William fit signe à sa fille. Il lui prit la main et rejoignirent le jardin.

— Merci mes chéris, dit Miyuki en buvant le délicieux breuvage sucré qui avait prit une teinte bleuté.

— Tu as vu l’article du journal ?

— Celui où les modifiés deviennent fou ?

— Oui, mais je t’ai dit de ne pas les appeler ainsi. C’est dégradant pour eux, rétorqua sa femme. C’est effrayant, déjà qu’ils subissent des raz de marrée incessants et maintenant des pauvres gens deviennent malades.

— Dans quelques années le nord de la France sera envahi par les flots, comme la Bretagne.

Il marqua une pause, aida sa fille à s’assoir puis reprit :

— Pour les personnes ayant eu recourt aux modifications génétiques sur leur corps doivent en accepter les conséquences.
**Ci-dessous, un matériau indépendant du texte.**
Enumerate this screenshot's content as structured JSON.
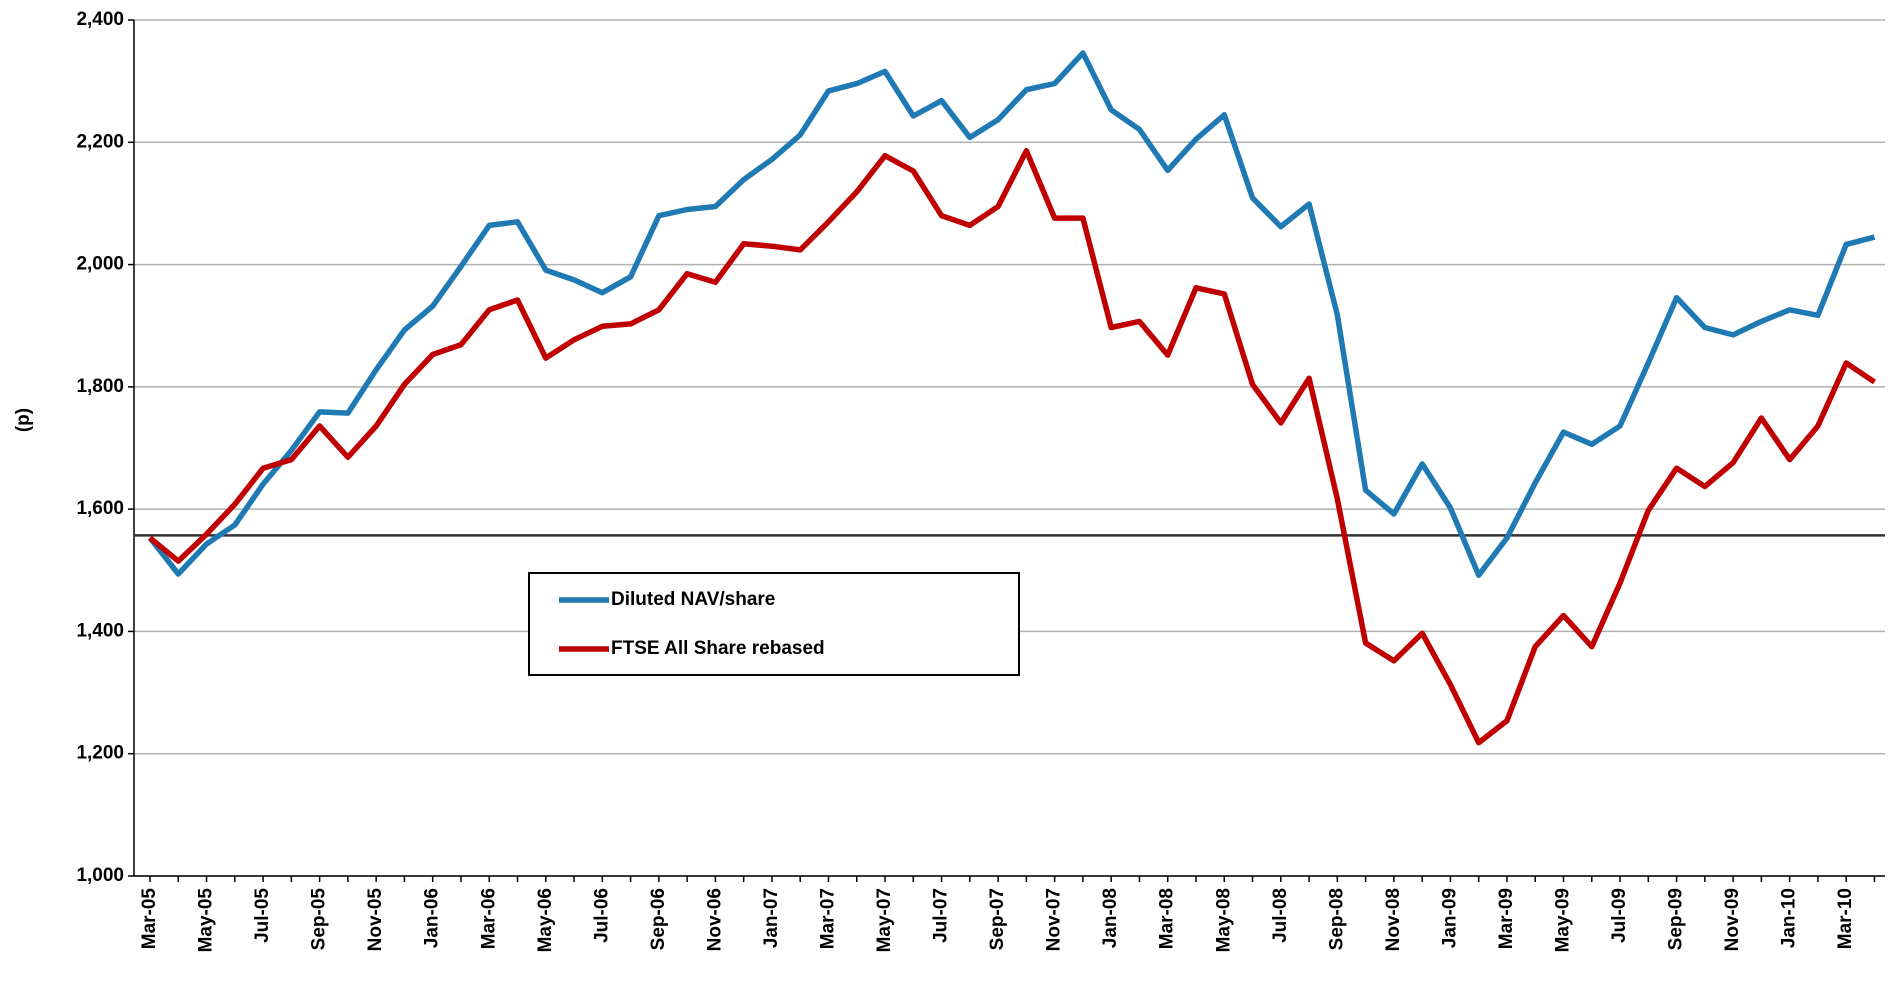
{
  "chart_data": {
    "type": "line",
    "y_label": "(p)",
    "categories": [
      "Mar-05",
      null,
      "May-05",
      null,
      "Jul-05",
      null,
      "Sep-05",
      null,
      "Nov-05",
      null,
      "Jan-06",
      null,
      "Mar-06",
      null,
      "May-06",
      null,
      "Jul-06",
      null,
      "Sep-06",
      null,
      "Nov-06",
      null,
      "Jan-07",
      null,
      "Mar-07",
      null,
      "May-07",
      null,
      "Jul-07",
      null,
      "Sep-07",
      null,
      "Nov-07",
      null,
      "Jan-08",
      null,
      "Mar-08",
      null,
      "May-08",
      null,
      "Jul-08",
      null,
      "Sep-08",
      null,
      "Nov-08",
      null,
      "Jan-09",
      null,
      "Mar-09",
      null,
      "May-09",
      null,
      "Jul-09",
      null,
      "Sep-09",
      null,
      "Nov-09",
      null,
      "Jan-10",
      null,
      "Mar-10",
      null
    ],
    "series": [
      {
        "name": "Diluted NAV/share",
        "color": "#1f7ab4",
        "values": [
          1553,
          1494,
          1543,
          1574,
          1641,
          1696,
          1759,
          1757,
          1828,
          1893,
          1932,
          1997,
          2064,
          2070,
          1991,
          1975,
          1954,
          1980,
          2080,
          2090,
          2095,
          2139,
          2172,
          2212,
          2284,
          2296,
          2316,
          2243,
          2268,
          2208,
          2237,
          2286,
          2296,
          2346,
          2253,
          2221,
          2154,
          2205,
          2245,
          2109,
          2062,
          2099,
          1918,
          1631,
          1592,
          1674,
          1602,
          1492,
          1553,
          1643,
          1726,
          1706,
          1736,
          1839,
          1946,
          1897,
          1885,
          1907,
          1926,
          1917,
          2033,
          2045
        ]
      },
      {
        "name": "FTSE All Share rebased",
        "color": "#c00000",
        "values": [
          1553,
          1515,
          1559,
          1608,
          1667,
          1681,
          1736,
          1685,
          1736,
          1804,
          1853,
          1869,
          1926,
          1942,
          1847,
          1877,
          1899,
          1903,
          1926,
          1985,
          1971,
          2034,
          2030,
          2024,
          2070,
          2119,
          2178,
          2153,
          2080,
          2064,
          2095,
          2186,
          2076,
          2076,
          1897,
          1907,
          1852,
          1962,
          1952,
          1804,
          1741,
          1814,
          1617,
          1381,
          1352,
          1397,
          1313,
          1218,
          1254,
          1375,
          1426,
          1375,
          1479,
          1598,
          1667,
          1637,
          1676,
          1749,
          1681,
          1736,
          1839,
          1808
        ]
      }
    ],
    "reference_line": 1557,
    "ylim": [
      1000,
      2400
    ],
    "yticks": [
      {
        "value": 1000,
        "label": "1,000"
      },
      {
        "value": 1200,
        "label": "1,200"
      },
      {
        "value": 1400,
        "label": "1,400"
      },
      {
        "value": 1600,
        "label": "1,600"
      },
      {
        "value": 1800,
        "label": "1,800"
      },
      {
        "value": 2000,
        "label": "2,000"
      },
      {
        "value": 2200,
        "label": "2,200"
      },
      {
        "value": 2400,
        "label": "2,400"
      }
    ],
    "grid": true
  }
}
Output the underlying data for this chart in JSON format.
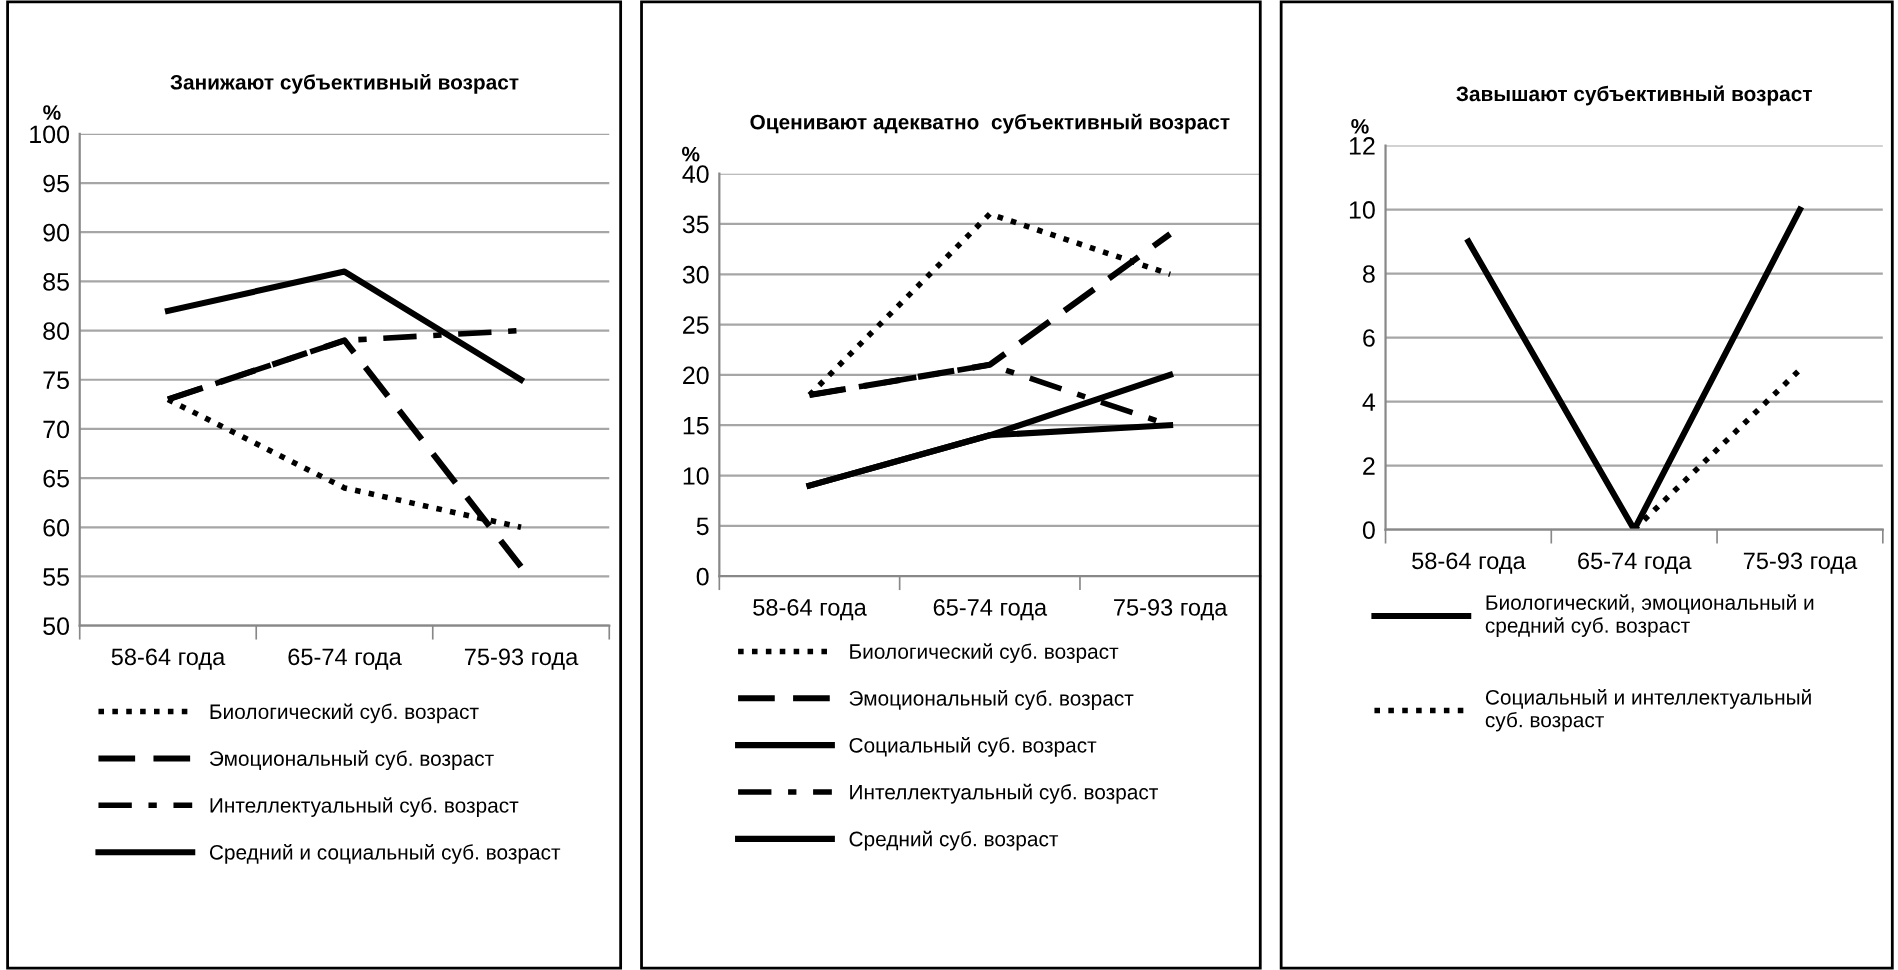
{
  "chart_data": [
    {
      "type": "line",
      "title": "Занижают субъективный возраст",
      "ylabel": "%",
      "categories": [
        "58-64 года",
        "65-74 года",
        "75-93 года"
      ],
      "ylim": [
        50,
        100
      ],
      "yticks": [
        50,
        55,
        60,
        65,
        70,
        75,
        80,
        85,
        90,
        95,
        100
      ],
      "grid": "y",
      "legend": "bottom",
      "series": [
        {
          "name": "Биологический суб. возраст",
          "color": "#000000",
          "line_style": "dotted",
          "values": [
            73,
            64,
            60
          ]
        },
        {
          "name": "Эмоциональный суб. возраст",
          "color": "#000000",
          "line_style": "dashed",
          "values": [
            73,
            79,
            56
          ]
        },
        {
          "name": "Интеллектуальный суб. возраст",
          "color": "#000000",
          "line_style": "dashdot",
          "values": [
            73,
            79,
            80
          ]
        },
        {
          "name": "Средний и социальный суб. возраст",
          "color": "#000000",
          "line_style": "solid",
          "values": [
            82,
            86,
            75
          ]
        }
      ]
    },
    {
      "type": "line",
      "title": "Оценивают адекватно  субъективный возраст",
      "ylabel": "%",
      "categories": [
        "58-64 года",
        "65-74 года",
        "75-93 года"
      ],
      "ylim": [
        0,
        40
      ],
      "yticks": [
        0,
        5,
        10,
        15,
        20,
        25,
        30,
        35,
        40
      ],
      "grid": "y",
      "legend": "bottom",
      "series": [
        {
          "name": "Биологический суб. возраст",
          "color": "#000000",
          "line_style": "dotted",
          "values": [
            18,
            36,
            30
          ]
        },
        {
          "name": "Эмоциональный суб. возраст",
          "color": "#000000",
          "line_style": "dashed",
          "values": [
            18,
            21,
            34
          ]
        },
        {
          "name": "Социальный суб. возраст",
          "color": "#000000",
          "line_style": "solid",
          "values": [
            9,
            14,
            20
          ]
        },
        {
          "name": "Интеллектуальный суб. возраст",
          "color": "#000000",
          "line_style": "dashdot",
          "values": [
            18,
            21,
            15
          ]
        },
        {
          "name": "Средний суб. возраст",
          "color": "#000000",
          "line_style": "solid",
          "values": [
            9,
            14,
            15
          ]
        }
      ]
    },
    {
      "type": "line",
      "title": "Завышают субъективный возраст",
      "ylabel": "%",
      "categories": [
        "58-64 года",
        "65-74 года",
        "75-93 года"
      ],
      "ylim": [
        0,
        12
      ],
      "yticks": [
        0,
        2,
        4,
        6,
        8,
        10,
        12
      ],
      "grid": "y",
      "legend": "bottom",
      "series": [
        {
          "name": "Биологический, эмоциональный и\nсредний суб. возраст",
          "color": "#000000",
          "line_style": "solid",
          "values": [
            9,
            0,
            10
          ]
        },
        {
          "name": "Социальный и интеллектуальный\nсуб. возраст",
          "color": "#000000",
          "line_style": "dotted",
          "values": [
            null,
            0,
            5
          ]
        }
      ]
    }
  ]
}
Cela fait des années que les Darwinistes les mettent en garde.

— Ils ont certes des différences par rapport à nous mais ce sont des humains qui n’ont pas demandé à souffrir.

— Oui des humains avec une queue de singe ou des ailes de chauve souris c’est classique.

Le ton commença à monter.

— C’est toujours pareil avec toi, tu les considères comme des étrangers ou plutôt comme des monstres depuis que …

William lui coupa la parole.

— Ne me parle pas de cela, elle n’y est pour rien dans ma façon de voir ces cinglés.

— Comment oses-tu employer ses mots devant San, dit Miyuki furieuse.

William n’avait pas fait attention au poids de ses mots dans l’oreille d’un enfant. Il regarda sa fille dans les yeux.

— Tu sais papa, la boulangère à des yeux et des moustaches de chat pourtant elle est très gentille avec moi, elle me donne toujours un gâteau en plus.

Il croisa le regard de sa femme qui inclina la tête en signe d’approbation.

— D’accord … ils ne sont pas tous cinglés.

Lui-même ne croyait pas vraiment ce qu’il venait de dire, il voulait simplement éviter une dispute un dimanche matin après une belle nuit d’amour.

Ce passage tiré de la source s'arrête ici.